Cell Ranger DNA1.0, printed on 10/25/2020
For an approximately diploid human sample we recommend a sequencing depth of 750,000 read-pairs per cell. At this depth, the metric median effective reads per 1Mbp is between 350-400, and we expect to be able to detect single cell copy number events in the size range 1-2 megabases (and upwards) with high sensitivity and positive predictive value. In groups of 10 or more cells we expect to be able to detect copy number events in the 100-200 kilobase (and upwards) with high sensitivity and positive predictive value.
Sequencing below the recommended depth will result in lower sensitivity to small copy number events. The metric median effective_reads per 1Mbp is a good predictor of CNV calling performance rather than the total number of sequencing reads obtained. Shown below is the variation in sensitivity of event detection as a function of the median effective_reads per 1Mbp for different event sizes calculated by downsampling a dataset of MKN-45 cells.

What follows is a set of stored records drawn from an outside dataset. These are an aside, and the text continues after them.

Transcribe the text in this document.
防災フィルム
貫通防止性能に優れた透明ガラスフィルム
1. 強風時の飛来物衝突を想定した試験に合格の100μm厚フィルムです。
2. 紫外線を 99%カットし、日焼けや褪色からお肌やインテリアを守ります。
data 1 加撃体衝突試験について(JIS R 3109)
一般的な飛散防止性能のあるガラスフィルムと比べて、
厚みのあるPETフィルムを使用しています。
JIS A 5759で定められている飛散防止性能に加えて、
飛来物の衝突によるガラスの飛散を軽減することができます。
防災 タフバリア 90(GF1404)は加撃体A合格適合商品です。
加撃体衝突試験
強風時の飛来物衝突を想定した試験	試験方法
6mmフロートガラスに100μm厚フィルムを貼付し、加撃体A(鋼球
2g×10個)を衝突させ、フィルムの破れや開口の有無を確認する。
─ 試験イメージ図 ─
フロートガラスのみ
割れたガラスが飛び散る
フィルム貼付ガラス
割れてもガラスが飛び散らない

Note that the performance degrades gently with reduced read depth and falls off sharply below median effective reads per 1Mbp of 50 corresponding to an input of approximately 200,000 reads per cell. The algorithms have not been extensively tested at sequencing depths below 200,000 reads per cell and the results are potentially unreliable.
We expect high quality CNV detection when median effective reads per 1Mbp is in the range 350-400, and the results in the graph above will likely translate across organisms. This level of coverage can be achieved by scaling the recommended coverage of 1.5-2.0 million reads per cell by the ratio of the organism genome size to the human genome size.

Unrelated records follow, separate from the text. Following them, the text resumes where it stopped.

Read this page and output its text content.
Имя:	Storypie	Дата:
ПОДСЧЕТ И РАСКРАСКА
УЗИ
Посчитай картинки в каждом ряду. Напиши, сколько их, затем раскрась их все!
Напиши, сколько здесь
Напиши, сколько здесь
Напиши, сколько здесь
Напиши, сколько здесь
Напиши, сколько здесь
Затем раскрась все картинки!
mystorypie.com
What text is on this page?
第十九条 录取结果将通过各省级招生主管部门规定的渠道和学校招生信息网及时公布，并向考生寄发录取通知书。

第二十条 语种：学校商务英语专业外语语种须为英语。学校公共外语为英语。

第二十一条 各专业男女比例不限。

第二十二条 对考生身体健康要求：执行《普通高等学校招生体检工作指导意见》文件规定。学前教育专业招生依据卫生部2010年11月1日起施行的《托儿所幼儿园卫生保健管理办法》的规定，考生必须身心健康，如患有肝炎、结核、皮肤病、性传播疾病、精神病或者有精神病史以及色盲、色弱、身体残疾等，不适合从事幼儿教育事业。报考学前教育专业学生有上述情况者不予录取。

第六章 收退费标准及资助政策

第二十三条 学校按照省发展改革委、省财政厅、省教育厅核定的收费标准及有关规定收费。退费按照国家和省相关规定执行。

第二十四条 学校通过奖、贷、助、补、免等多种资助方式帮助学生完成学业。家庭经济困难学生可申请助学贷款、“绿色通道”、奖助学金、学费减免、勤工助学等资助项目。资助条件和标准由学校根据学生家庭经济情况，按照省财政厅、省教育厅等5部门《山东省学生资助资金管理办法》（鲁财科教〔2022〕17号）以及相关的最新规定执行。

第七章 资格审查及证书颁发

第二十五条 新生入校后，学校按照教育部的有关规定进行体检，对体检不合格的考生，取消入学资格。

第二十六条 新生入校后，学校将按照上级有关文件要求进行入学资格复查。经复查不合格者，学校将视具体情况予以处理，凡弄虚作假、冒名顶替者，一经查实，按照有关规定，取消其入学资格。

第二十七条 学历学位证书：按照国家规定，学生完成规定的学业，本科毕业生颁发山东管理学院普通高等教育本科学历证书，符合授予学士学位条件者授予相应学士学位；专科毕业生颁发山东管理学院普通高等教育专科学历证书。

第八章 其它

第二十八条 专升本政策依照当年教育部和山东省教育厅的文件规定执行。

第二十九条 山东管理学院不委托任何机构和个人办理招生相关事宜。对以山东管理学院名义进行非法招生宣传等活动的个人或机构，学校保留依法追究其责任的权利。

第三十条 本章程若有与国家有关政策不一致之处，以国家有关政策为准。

For samples that contain cells with average ploidy significantly different from two, as is some times the case in cancer genomes, we recommend scaling the input coverage in proportion to the average ploidy / 2. In a tetraploid sample, for example, the extra coverage allows us to distinguish 4 -> 5 copy number changes and other n -> n+1 higher copy number transitions where the relative ploidy difference can be small.

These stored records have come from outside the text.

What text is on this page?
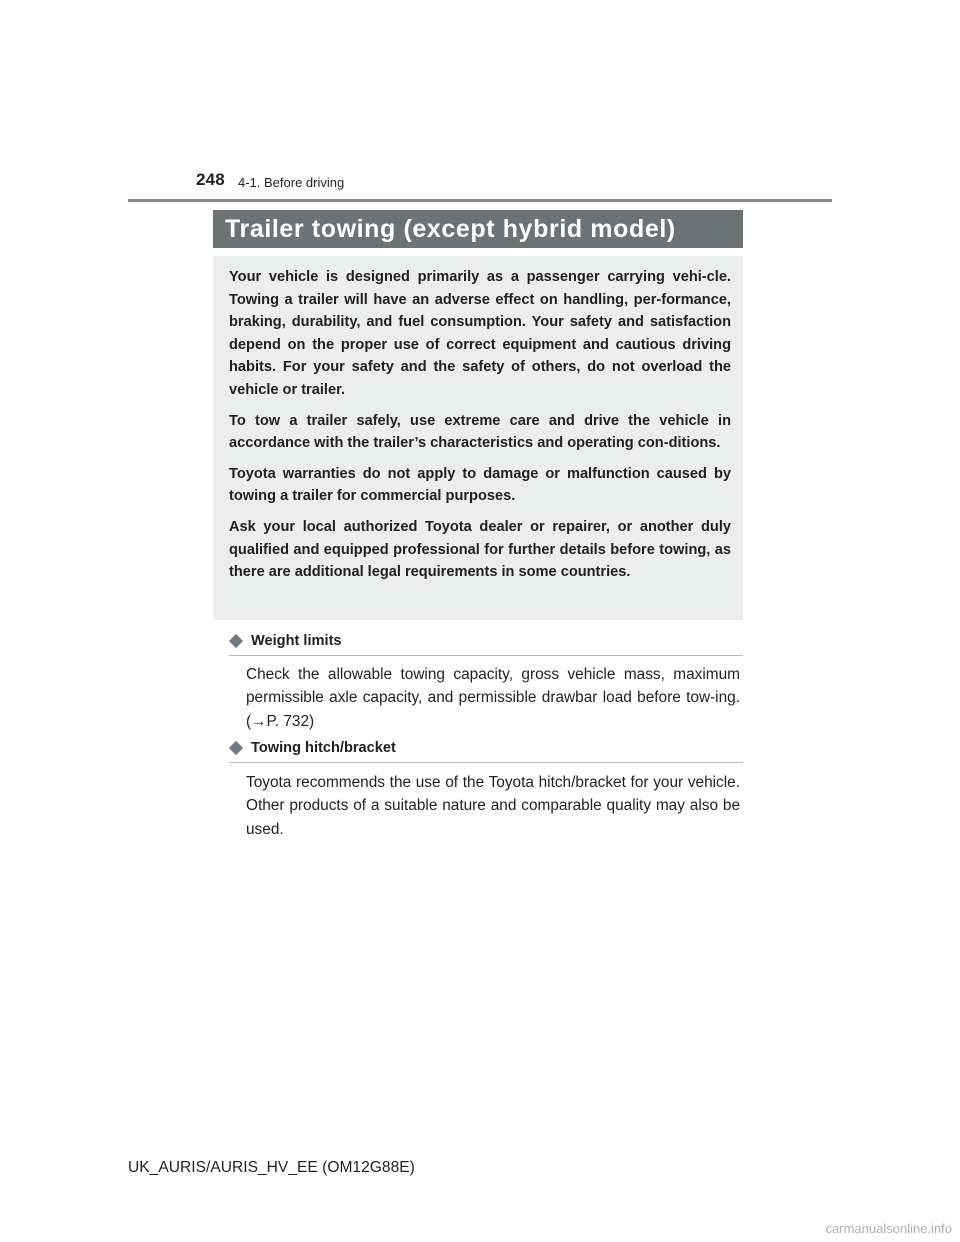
248 4-1. Before driving
Trailer towing (except hybrid model)

Your vehicle is designed primarily as a passenger carrying vehi-cle. Towing a trailer will have an adverse effect on handling, per-formance, braking, durability, and fuel consumption. Your safety and satisfaction depend on the proper use of correct equipment and cautious driving habits. For your safety and the safety of others, do not overload the vehicle or trailer.

To tow a trailer safely, use extreme care and drive the vehicle in accordance with the trailer’s characteristics and operating con-ditions.

Toyota warranties do not apply to damage or malfunction caused by towing a trailer for commercial purposes.

Ask your local authorized Toyota dealer or repairer, or another duly qualified and equipped professional for further details before towing, as there are additional legal requirements in some countries.

Weight limits

Check the allowable towing capacity, gross vehicle mass, maximum permissible axle capacity, and permissible drawbar load before tow-ing. (→P. 732)

Towing hitch/bracket

Toyota recommends the use of the Toyota hitch/bracket for your vehicle. Other products of a suitable nature and comparable quality may also be used.

UK_AURIS/AURIS_HV_EE (OM12G88E)
carmanualsonline.info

As the sequencing depth per cell is reduced the uncertainty in the start and end of a copy number event increases. This increases the clustering distance between a pairs of cells and the structure of the hierarchical clustering can be affected as a consequence. For example, consider a hypothetical sample with 3 cells, where cells 1 and 2 have identical copy number profiles, and cell 3 has an additional 10 megabase copy number event. If the sequencing depth is drastically reduced, these three cells could appear equidistant from each other because of inaccuracies in precisely localizing the start/end of the event.